- Location: White City Stadium
- Start date: 12 June
- End date: 26 June
- Total prize money: £1,500 (winner)

= 1948 English Greyhound Derby =

Greyhound racing event

The 1948 Greyhound Derby took place during June with the final being held on 26 June 1948 at White City Stadium. The winner, Priceless Border, received a first prize of £1,500.

== Final result ==
At White City (over 525 yards):

| Position | Name of Greyhound | Breeding | Trap | SP | Time (sec) | Trainer |
|---|---|---|---|---|---|---|
| 1st | Priceless Border | Clonahard Border - Priceless Sandills | 1 | 1/2f | 28.78 | Leslie Reynolds (Wembley) |
| 2nd | Local Interprize | Ruby Border - Mythical Daisy | 5 | 6/1 | 28.94 | Stan Biss (Clapton) |
| 3rd | Sheevaun | Bella's Prince - Honey Gale | 3 | 9/2 | 29.10 | Paddy Fortune (Wimbledon) |
| 4th | Doughery Boy | Farloe Cutlet - Hylton Black Out | 6 | 100/8 | 29.26 | Jonathan Hopkins (Walthamstow) |
| 5th | Rathattan Ben | Strange Lad - Rathattan Lass | 4 | 100/1 | 29.29 | Jim Syder Jr. (Wembley) |
| 6th | Baytown Stork | Baytown Tulip - Ulster Row | 2 | 100/1 | 29.41 | Jack Toseland (Perry Barr) |

=== Distances ===
2, 2, 2, neck, 1½ (lengths)

The distances between the greyhounds are in finishing order and shown in lengths. From 1927-1950 one length was equal to 0.06 of one second but race times are shown as 0.08 as per modern day calculations.

== Review ==
Priceless Border was a short ante post favourite at odds of 5-1, the brindle dog had been unlucky during the 1947 English Greyhound Derby and had already won the Wood Lane Stakes at White City. In the heats he broke his own track record with a 28.64 win. Another favourite Local Interprize missed the break in his heat and failed to pick up the leader Mazurka in a slow time of 29.24, but still qualified. Other notable first round winners who dipped under the 29 second barrier were Cheerful Comedy 28.95 and Don Gipsey 28.98.
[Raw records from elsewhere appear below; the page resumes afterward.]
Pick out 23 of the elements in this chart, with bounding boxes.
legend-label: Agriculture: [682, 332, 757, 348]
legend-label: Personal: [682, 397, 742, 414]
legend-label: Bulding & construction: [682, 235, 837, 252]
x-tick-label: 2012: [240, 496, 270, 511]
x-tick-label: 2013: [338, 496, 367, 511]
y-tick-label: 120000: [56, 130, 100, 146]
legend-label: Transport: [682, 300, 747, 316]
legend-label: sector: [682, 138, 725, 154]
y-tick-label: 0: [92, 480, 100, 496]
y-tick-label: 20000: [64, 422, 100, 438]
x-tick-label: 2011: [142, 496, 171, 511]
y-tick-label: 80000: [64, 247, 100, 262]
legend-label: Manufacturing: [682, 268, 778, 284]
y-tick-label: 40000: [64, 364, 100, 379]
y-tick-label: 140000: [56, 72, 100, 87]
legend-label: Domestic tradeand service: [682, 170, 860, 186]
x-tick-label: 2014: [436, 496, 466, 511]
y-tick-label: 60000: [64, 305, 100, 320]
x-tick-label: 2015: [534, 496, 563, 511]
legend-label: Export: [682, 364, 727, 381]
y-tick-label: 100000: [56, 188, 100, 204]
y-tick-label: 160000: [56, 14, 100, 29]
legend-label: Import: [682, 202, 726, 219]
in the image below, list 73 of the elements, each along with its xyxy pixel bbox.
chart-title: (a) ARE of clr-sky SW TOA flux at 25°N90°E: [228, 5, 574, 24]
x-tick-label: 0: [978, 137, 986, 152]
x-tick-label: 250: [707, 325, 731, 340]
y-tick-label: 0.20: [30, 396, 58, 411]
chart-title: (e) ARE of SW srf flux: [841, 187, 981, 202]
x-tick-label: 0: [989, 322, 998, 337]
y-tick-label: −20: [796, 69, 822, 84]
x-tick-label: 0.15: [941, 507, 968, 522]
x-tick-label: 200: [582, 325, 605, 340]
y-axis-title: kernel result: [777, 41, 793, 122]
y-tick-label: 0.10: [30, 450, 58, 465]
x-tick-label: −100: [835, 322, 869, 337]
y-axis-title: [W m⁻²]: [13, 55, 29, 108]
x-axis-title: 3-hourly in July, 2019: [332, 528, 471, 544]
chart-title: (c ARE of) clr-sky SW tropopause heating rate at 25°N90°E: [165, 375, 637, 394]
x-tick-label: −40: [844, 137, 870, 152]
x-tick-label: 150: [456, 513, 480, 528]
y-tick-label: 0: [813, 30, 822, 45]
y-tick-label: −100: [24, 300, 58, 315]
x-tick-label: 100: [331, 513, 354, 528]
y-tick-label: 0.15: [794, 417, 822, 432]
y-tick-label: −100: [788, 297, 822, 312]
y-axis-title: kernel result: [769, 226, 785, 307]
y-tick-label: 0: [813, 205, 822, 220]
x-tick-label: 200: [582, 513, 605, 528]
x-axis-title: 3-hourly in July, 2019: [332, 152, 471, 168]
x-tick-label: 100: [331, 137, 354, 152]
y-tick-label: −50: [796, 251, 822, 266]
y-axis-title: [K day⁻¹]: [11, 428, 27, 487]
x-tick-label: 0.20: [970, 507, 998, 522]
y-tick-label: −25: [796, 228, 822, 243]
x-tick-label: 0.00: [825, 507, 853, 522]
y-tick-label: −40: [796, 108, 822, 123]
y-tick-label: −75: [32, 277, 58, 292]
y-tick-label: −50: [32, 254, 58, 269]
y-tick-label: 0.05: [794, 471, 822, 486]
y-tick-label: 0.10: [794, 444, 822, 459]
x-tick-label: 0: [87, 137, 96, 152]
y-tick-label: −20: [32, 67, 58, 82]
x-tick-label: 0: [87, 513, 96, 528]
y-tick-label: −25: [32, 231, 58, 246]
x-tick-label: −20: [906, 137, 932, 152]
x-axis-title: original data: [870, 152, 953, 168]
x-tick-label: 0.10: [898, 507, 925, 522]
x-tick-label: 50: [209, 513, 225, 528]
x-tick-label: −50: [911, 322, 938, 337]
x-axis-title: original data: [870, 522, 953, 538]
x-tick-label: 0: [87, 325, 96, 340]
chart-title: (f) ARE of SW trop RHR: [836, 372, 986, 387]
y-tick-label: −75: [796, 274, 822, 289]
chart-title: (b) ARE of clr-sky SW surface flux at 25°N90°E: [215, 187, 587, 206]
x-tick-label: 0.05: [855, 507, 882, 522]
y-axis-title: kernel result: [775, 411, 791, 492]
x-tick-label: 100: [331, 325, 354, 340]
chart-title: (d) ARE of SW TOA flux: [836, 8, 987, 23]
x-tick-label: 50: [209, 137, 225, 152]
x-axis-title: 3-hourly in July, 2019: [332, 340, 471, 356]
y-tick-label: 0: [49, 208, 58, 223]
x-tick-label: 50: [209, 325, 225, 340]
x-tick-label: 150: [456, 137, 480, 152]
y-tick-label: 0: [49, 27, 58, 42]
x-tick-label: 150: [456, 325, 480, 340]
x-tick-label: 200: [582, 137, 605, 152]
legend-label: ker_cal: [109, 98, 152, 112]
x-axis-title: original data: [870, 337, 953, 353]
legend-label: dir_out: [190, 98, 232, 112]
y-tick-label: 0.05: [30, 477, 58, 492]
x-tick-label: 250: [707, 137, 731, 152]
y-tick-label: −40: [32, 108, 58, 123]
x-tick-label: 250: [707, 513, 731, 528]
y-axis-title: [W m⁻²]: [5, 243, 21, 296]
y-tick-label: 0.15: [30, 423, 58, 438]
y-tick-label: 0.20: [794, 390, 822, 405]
One of the semi-finals paired Priceless Border, owned by ten year old Desmond O'Kane, with Local Interprize and the former ran out a three length winner in 28.76. In the next semi-final, the Longcross Cup champion Sheevaun impressed with a time of 28.74 around the 525 yard circuit and the remaining semi-final was won by Doughery Lad in 29.23.

Priceless Border drew trap one in the final and he trapped in front when the race got underway, he always led to finish two lengths clear of the field in a fast time of 28.78, Local Interprize ran well to stay only two lengths adrift, also breaking 29 seconds.